I think it would be a good idea yes. You would tell her if you was going to doctors for a chest infection so telling her your going to have therapy is positive. It will teach her that it's ok to ask for help
Also OP whiles your waiting for therapy check out the mood gym online. It's free cognative behaviour therapy and very useful, it really helped me to allow mt thoughts and feelings but step back from them and not fight them. That helped them to taper off
Thank you moopy. She knows I get anxious so I suppose it will be good that she sees I am doing something about it.
I have done the mood gym thing online already. I found it a bit hard to apply it to myself but it was worth a look.
I have received my work book from the nhs to read before I start treatment. I am getting telephone guided self help to start with and then later if necessary (which I think it is) I may be able to have face to face cbt. Ive skimmed through the book and tbh there is nothing in there that I dont know already. I have well researched things in the past, but I am hoping that with help from someone else I will be able to engage with it and successfully carry it out.

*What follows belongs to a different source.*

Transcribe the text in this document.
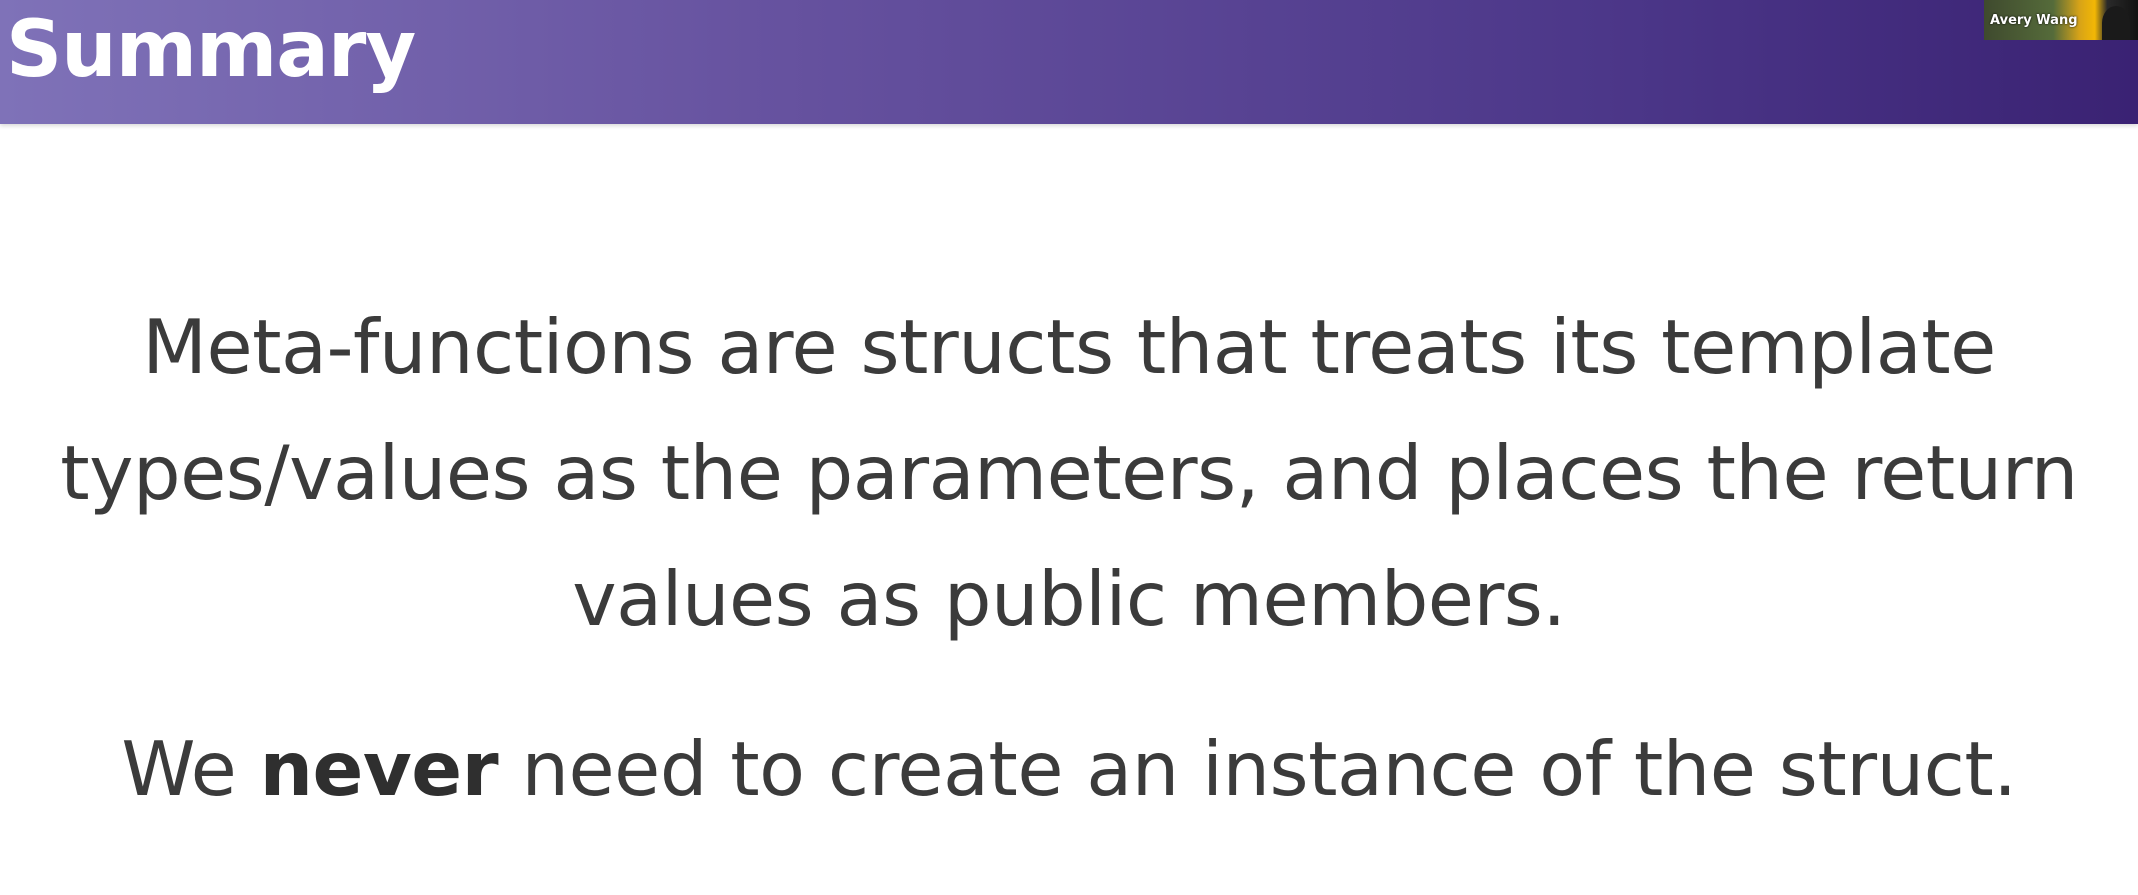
Summary	Avery Wang
Meta-functions are structs that treats its template types/values as the parameters, and places the return values as public members.
We never need to create an instance of the struct.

The poor old nhs really struggles with mental health and is very under funded so I am grateful that this is available as a first step.
I knew what I had to do with anxiety for a long time yet struggled to impliment it. Sometimes we just need fresh perspective and things start clicking. It took me 8 years of reading about anxiety but the methods never sank in, but once I recognised why and how I made myself anxious I finally started to impliment floating through it and I started to recognise anxiety for what it was. A bluff. So keep at it you will learn ways to face it
Thanks. I am just so sick of thinking "what if" and being scared of uncertainty. Life is full of uncertainty and I want to accept it and just be content. Deal with things when they happen and not imagine the worst. Same as everyone I guess. Its time to try and sort it out.